The story begins with an employee who forgot to shut off the soap-making machine when he went to lunch. He returned to find the soap mixture puffed up and frothy. However, because the longer mixing time had not altered the ingredients, the soap was finished and shipped as usual.
About a month later, when Proctor & Gamble started receiving requests for more of the “floating soap,” an investigation was launched and the accident was discovered. The forgotten lunchtime mistake had produced floating soap.
However, in 2009, P&G came clean after coming across evidence from James N. Gamble’s inventor notes. It’s possible that Gamble may have intended for Ivory soap to float all along.

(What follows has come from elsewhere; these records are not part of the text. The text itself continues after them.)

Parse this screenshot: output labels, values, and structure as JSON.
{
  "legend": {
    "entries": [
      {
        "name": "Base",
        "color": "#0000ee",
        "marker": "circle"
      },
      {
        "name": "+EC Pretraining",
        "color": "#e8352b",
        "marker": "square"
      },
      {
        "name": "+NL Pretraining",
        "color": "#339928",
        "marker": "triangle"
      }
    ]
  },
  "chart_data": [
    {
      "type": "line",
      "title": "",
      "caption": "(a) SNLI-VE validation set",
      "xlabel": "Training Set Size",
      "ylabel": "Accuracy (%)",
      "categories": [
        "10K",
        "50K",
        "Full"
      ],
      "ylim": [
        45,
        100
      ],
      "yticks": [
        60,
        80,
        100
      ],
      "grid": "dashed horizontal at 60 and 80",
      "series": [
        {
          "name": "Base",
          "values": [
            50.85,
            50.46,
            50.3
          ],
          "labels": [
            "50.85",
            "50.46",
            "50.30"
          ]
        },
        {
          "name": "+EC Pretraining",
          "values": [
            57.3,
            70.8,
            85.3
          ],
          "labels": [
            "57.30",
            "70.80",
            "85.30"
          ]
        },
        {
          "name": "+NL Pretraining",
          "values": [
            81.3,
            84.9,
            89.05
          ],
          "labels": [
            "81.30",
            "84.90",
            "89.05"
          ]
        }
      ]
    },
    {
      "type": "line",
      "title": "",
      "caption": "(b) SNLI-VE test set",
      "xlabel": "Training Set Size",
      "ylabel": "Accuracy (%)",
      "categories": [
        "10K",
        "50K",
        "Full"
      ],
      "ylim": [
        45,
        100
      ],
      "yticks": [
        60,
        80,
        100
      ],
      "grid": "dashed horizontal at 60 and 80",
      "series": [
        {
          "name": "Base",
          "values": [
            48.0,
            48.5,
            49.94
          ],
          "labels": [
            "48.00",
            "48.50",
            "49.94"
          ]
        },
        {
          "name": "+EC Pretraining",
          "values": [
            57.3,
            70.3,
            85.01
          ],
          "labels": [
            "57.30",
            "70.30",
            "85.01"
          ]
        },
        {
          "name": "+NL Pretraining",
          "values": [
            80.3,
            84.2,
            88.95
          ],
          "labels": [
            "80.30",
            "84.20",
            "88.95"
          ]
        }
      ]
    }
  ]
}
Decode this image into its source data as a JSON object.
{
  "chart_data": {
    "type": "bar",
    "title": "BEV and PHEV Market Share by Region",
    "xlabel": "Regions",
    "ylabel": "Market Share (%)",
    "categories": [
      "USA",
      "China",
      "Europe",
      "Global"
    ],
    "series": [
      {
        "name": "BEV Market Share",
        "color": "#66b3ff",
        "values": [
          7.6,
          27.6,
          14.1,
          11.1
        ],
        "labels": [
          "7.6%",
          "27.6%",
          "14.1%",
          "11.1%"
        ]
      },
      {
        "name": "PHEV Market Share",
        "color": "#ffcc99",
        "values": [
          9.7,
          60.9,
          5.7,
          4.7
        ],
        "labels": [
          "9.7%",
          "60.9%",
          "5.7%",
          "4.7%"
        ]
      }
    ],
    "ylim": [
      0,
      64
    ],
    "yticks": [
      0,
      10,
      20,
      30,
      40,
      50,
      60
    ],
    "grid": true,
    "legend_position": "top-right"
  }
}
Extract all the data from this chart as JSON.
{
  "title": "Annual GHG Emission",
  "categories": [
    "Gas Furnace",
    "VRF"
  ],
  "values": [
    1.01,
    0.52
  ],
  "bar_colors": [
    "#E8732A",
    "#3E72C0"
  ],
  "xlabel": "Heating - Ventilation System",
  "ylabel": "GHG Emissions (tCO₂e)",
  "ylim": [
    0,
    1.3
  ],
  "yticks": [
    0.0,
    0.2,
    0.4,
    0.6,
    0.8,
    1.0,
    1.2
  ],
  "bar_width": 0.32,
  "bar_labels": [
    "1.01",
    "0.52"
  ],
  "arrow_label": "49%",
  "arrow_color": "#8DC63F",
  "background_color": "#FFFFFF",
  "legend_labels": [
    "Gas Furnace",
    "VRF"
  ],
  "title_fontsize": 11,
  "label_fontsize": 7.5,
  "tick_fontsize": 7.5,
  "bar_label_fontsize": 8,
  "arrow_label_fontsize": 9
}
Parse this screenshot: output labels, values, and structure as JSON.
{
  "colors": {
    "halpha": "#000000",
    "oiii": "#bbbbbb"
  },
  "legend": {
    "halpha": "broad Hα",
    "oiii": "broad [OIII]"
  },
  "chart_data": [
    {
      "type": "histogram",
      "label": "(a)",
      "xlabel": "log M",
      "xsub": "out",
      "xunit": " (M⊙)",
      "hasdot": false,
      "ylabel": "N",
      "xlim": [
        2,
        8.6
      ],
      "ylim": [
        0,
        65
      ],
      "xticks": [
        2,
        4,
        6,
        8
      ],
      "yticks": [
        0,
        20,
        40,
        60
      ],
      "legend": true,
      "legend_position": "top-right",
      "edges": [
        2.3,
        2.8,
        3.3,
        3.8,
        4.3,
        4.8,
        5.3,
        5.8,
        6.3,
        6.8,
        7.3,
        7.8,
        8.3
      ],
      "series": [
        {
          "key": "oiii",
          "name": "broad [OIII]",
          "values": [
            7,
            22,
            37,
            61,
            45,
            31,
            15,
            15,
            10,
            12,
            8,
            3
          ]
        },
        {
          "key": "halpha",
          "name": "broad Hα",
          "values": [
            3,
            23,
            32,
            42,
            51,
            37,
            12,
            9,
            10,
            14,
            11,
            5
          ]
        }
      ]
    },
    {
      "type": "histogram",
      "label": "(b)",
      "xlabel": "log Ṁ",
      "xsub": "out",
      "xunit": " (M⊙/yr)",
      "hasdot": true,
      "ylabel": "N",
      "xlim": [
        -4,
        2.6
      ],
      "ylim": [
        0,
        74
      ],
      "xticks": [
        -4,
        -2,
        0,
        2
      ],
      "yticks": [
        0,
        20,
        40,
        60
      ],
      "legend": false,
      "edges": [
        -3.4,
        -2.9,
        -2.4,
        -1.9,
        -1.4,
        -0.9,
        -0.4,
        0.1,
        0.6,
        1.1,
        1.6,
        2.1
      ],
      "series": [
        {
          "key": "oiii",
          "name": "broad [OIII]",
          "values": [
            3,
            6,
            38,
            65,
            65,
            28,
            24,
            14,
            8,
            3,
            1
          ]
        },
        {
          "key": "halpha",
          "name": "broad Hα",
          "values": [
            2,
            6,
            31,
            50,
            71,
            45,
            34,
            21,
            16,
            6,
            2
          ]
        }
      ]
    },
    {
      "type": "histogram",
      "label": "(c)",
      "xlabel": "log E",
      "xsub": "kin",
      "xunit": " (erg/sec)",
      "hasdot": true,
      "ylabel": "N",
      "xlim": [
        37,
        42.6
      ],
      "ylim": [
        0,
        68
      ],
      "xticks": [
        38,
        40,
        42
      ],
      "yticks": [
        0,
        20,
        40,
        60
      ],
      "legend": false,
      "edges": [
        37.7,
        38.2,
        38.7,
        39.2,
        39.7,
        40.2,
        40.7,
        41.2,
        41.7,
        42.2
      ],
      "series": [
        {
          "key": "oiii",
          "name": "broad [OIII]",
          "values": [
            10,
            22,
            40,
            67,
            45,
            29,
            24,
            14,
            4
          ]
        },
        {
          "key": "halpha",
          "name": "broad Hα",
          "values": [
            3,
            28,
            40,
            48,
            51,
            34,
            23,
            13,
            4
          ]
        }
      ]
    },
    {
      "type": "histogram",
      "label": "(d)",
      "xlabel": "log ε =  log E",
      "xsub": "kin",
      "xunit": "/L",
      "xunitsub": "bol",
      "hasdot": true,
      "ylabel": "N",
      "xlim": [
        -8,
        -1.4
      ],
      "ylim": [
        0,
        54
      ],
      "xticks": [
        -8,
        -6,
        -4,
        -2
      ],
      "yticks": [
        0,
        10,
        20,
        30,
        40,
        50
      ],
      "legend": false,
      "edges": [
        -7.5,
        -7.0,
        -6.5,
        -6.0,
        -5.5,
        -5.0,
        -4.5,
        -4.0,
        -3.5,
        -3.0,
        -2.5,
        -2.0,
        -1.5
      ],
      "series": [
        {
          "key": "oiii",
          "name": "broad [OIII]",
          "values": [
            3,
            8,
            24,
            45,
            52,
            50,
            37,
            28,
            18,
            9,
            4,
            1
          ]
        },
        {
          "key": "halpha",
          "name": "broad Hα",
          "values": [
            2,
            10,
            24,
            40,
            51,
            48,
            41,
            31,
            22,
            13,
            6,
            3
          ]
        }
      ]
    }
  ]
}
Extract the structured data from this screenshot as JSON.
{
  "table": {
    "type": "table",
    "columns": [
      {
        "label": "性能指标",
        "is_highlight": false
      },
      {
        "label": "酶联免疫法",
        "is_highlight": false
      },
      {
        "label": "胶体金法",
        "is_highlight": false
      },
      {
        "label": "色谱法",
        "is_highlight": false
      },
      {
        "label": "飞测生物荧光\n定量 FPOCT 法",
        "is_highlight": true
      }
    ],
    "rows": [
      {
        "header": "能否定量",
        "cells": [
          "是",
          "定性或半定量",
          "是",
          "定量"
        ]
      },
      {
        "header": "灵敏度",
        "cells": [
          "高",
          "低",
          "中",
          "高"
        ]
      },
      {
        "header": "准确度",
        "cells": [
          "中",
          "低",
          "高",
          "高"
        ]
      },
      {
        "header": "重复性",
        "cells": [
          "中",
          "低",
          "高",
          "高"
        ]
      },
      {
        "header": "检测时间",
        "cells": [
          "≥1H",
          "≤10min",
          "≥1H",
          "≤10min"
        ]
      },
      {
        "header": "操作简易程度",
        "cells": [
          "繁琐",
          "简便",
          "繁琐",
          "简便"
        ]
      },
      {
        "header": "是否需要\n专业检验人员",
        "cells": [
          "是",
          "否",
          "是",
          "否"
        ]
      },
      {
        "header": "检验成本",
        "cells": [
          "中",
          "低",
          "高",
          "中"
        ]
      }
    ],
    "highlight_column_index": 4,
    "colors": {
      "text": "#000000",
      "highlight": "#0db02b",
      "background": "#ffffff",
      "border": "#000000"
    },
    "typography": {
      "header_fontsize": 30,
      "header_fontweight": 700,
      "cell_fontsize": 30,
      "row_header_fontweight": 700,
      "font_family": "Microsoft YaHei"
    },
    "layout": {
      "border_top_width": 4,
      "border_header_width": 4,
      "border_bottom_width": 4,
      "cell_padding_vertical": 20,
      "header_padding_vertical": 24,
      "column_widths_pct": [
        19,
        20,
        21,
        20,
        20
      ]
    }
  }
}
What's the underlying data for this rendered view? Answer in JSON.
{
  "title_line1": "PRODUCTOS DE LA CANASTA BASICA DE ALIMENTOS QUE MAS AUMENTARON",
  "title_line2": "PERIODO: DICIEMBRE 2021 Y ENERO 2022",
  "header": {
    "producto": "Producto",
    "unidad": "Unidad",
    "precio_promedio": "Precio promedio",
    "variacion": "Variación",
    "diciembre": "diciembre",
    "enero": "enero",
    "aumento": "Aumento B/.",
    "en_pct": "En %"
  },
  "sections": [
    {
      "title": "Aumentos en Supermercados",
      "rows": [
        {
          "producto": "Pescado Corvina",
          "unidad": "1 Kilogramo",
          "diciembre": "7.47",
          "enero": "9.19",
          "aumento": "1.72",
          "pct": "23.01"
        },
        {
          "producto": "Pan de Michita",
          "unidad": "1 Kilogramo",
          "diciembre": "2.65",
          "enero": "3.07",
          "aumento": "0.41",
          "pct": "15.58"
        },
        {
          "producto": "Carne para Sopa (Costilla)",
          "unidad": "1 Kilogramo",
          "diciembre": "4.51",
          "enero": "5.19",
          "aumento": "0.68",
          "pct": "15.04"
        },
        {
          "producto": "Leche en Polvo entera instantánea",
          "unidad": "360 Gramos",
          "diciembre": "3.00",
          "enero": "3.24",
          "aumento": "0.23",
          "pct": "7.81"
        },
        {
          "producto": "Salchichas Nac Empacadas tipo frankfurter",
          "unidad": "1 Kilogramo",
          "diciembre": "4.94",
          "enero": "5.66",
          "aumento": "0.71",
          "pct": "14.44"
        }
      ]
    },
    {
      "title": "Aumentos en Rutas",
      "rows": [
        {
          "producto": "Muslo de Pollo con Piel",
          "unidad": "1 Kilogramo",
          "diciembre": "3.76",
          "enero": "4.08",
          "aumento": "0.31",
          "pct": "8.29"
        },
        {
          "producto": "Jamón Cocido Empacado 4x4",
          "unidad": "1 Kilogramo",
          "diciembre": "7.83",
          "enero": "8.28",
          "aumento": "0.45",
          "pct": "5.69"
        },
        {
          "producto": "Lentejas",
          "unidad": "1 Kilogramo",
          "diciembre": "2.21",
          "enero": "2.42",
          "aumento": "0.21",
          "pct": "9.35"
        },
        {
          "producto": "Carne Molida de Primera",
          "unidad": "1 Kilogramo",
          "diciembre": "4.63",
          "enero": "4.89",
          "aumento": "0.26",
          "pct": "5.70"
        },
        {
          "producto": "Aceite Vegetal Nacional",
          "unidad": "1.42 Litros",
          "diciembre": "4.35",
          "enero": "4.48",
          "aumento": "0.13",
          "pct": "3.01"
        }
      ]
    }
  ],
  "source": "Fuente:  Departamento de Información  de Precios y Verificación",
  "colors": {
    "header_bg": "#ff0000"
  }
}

The real story? No one knows for sure if the soap floated by mistake or design, but today Ivory floats because a small amount of air is whipped into each Ivory bar as it’s being made. The whipped-in air makes Ivory lighter than water, so it floats.
These same air pockets also make each bar of Ivory velvety smooth, easy to lather, and allows you to blow it up in the microwave.
My teen and I have a long history of blowing things up, from plastic bottles to Twinkies, and I am happy to report, as one might expect, this experiment has been the easiest one to clean up after.
Following the experiment, the inflated Ivory soap can be molded into balls and other shapes and used in the bathtub or sink. If I were the mother of a little kid, I would add food coloring and let him or her play with the soap in the sink until it melted away. Or keep the pieces of soap by the bathtub for bath time fun.